FCC ADOPTS ORDER ON ASSESSMENT, COLLECTION OF FY 2012 REGULATORY FEES: The FCC has adopted a Report and Order (R&O) regarding the assessment and collection of $339,844,000 in regulatory fees for Fiscal Year (FY) 2012. In this annual regulatory fee proceeding, the FCC retained many of the current methods, policies, and procedures for collecting in prior years. The FCC expects to collect these fees during a September 2012 filing window.
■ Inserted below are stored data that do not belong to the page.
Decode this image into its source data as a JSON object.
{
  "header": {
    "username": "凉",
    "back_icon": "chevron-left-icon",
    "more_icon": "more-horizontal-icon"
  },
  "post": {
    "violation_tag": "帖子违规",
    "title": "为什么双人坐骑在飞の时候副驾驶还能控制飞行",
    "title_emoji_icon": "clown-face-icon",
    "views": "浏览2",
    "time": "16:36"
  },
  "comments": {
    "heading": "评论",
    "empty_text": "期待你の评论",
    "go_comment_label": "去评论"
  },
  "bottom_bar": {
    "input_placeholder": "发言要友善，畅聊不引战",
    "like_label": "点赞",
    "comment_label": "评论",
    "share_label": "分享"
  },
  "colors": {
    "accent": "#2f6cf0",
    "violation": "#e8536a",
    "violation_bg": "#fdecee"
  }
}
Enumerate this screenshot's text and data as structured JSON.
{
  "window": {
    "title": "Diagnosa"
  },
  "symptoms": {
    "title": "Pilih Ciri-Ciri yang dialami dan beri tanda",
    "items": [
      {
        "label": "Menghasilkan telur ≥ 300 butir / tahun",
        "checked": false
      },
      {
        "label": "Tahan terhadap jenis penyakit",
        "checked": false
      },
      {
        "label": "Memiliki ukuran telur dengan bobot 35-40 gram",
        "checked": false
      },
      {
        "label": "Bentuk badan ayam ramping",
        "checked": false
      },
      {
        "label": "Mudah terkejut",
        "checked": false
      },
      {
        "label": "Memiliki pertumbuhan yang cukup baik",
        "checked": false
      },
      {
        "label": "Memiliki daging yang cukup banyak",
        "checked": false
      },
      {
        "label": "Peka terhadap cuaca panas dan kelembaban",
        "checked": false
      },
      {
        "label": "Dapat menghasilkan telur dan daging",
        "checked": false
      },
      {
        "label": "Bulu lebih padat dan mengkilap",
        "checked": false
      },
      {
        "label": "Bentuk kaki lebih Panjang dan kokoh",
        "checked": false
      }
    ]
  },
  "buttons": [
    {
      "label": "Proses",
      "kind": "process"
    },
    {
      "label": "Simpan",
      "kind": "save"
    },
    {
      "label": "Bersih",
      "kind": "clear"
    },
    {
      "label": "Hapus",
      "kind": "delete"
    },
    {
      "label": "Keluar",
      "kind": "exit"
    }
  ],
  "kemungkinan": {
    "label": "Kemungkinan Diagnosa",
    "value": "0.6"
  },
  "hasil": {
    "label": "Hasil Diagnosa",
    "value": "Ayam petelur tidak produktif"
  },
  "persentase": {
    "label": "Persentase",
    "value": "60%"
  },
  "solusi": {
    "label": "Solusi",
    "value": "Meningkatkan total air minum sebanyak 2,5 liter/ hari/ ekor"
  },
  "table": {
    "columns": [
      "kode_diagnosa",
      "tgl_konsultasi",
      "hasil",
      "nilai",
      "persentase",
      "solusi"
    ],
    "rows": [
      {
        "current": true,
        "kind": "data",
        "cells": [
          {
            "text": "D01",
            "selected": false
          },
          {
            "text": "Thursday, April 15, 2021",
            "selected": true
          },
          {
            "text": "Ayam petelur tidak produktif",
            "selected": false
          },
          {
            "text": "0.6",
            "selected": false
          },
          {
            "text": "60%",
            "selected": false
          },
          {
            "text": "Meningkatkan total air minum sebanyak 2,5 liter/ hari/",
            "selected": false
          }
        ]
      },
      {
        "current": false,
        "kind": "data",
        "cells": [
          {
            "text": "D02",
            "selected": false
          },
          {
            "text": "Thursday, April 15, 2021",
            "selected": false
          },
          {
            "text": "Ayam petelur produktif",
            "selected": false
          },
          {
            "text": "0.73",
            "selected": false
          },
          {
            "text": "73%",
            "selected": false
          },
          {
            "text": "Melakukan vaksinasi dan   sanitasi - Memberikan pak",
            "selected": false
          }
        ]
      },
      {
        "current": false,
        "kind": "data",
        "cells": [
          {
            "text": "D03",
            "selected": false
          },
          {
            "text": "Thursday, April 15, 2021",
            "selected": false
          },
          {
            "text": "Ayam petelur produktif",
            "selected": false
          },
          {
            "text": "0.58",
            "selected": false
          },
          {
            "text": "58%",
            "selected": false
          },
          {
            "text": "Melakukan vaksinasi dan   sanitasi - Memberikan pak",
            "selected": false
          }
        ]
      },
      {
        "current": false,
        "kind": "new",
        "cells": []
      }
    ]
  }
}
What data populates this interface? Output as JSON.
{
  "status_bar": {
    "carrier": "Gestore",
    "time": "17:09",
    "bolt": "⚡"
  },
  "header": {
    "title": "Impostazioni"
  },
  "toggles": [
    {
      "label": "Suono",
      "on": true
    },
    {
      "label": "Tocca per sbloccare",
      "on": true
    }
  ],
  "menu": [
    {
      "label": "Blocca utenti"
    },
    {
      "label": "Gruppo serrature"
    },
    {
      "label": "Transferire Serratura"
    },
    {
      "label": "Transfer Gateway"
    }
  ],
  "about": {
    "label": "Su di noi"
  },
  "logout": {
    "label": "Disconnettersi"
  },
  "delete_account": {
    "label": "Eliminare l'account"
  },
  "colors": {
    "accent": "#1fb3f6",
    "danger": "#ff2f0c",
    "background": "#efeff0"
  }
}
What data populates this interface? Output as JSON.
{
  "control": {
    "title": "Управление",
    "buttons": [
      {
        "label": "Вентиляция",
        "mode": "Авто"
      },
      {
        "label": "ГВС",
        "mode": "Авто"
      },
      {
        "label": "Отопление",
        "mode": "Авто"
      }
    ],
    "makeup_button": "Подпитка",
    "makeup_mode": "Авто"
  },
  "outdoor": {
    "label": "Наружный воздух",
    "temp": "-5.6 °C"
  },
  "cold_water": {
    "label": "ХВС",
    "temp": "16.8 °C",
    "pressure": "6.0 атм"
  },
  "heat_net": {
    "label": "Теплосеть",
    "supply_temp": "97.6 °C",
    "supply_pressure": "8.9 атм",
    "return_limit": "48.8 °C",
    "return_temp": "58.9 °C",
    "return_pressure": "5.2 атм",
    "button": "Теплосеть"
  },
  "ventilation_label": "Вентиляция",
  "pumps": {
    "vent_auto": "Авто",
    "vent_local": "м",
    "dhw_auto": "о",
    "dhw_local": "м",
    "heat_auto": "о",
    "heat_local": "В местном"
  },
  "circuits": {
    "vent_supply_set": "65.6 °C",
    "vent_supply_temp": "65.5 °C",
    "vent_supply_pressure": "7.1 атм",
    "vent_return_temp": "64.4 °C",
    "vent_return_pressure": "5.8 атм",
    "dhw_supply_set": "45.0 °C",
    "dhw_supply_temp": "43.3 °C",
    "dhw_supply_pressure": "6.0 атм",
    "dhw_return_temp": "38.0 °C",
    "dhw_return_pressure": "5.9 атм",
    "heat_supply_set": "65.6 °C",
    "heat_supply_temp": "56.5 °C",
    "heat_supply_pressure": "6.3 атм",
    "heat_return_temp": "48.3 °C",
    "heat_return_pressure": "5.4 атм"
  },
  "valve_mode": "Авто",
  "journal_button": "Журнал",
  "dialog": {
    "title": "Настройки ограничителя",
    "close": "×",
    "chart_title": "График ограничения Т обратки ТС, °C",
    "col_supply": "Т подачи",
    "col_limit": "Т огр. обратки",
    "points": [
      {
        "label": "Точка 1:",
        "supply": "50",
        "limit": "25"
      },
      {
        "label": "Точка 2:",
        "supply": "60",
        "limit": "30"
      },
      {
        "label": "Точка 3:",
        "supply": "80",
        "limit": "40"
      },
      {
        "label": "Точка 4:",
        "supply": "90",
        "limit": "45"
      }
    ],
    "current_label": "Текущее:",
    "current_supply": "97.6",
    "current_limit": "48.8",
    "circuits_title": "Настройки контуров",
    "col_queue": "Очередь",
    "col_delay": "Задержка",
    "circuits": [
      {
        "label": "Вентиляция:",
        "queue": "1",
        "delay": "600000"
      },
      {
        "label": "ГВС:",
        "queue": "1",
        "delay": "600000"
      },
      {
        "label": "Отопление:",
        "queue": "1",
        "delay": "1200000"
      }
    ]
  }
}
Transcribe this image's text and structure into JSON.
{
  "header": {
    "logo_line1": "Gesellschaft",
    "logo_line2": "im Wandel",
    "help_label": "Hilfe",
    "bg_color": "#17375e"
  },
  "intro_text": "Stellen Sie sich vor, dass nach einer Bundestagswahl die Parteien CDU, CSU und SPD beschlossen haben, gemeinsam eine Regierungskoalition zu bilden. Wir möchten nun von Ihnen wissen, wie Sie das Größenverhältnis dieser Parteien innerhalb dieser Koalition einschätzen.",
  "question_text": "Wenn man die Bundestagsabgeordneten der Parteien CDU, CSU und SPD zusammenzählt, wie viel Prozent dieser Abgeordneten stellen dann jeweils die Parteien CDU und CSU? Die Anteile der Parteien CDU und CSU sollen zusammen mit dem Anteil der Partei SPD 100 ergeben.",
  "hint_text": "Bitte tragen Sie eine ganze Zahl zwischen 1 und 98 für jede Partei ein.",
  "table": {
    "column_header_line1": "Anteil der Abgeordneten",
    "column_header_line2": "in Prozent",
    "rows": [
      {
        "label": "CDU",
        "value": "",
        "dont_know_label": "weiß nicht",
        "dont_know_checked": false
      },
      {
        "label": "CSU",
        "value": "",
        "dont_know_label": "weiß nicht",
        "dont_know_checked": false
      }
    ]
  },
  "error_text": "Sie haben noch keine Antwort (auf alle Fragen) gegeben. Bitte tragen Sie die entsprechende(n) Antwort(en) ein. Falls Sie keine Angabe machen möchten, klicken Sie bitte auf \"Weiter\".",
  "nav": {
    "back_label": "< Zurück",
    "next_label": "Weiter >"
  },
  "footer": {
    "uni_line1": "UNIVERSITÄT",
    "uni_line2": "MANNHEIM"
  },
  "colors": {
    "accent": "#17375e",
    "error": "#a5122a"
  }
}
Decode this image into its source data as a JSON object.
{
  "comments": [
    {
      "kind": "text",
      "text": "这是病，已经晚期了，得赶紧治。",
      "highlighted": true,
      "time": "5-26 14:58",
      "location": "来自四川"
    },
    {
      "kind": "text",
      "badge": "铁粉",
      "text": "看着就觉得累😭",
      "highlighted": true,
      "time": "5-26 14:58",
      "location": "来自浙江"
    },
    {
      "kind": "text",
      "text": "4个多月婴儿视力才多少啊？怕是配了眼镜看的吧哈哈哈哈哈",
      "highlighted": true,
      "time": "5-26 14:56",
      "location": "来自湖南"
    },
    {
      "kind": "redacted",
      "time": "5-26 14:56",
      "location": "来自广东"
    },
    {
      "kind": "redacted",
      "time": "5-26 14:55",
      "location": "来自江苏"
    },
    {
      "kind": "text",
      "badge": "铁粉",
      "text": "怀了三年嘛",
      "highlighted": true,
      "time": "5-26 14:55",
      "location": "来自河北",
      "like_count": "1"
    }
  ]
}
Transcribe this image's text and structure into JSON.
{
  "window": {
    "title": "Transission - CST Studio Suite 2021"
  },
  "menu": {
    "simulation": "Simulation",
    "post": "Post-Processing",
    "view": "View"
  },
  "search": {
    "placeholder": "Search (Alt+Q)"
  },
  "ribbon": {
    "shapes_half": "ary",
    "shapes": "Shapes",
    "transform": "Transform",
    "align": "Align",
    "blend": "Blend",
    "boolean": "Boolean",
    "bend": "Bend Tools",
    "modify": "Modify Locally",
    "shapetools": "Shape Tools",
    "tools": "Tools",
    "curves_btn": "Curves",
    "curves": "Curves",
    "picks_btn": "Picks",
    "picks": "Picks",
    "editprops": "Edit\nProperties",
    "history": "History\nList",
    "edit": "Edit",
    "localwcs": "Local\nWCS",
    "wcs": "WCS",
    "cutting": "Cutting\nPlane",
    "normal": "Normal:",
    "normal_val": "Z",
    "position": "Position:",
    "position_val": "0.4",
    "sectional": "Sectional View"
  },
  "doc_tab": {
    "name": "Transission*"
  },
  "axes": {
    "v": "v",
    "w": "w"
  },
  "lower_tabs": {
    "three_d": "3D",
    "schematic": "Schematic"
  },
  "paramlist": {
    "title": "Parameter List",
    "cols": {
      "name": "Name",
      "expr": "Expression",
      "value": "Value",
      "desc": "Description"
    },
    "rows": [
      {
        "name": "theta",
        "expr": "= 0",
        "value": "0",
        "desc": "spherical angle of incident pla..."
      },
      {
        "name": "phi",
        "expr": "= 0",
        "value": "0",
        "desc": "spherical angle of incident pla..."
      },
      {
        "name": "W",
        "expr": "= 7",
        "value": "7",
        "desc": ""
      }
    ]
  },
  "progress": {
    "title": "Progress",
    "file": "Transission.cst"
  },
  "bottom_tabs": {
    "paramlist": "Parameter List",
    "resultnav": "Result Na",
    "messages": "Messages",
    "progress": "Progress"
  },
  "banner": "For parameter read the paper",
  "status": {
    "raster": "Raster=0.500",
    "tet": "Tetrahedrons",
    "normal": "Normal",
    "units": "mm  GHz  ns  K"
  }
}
In the R&O, the FCC addresses the following issues:
(1) incorporating 2010 Census data into its broadcast population data,
(2) assessing a regulatory fee for each broadcasting facility operating either in an analog or digital mode (but not both) for Low Power, Class A, and TV Translators/Boosters,
(3) maintaining the FY 2012 Interstate Telecommunications Service Provider (ITSP) fee rate at the same level as in FY 2011,
(4) using an online filing system for the filing of requests for a refund, waiver, fee reduction, or deferment of payment of an application or regulatory fee,
(5) maintaining the Commercial Mobile Radio Service (CMRS) Messaging Service at the rate of $.08 per subscriber, and
(6) the Commission will continue to promote greater use of technology (and less use of paper) in improving its regulatory fee notification and collection processes.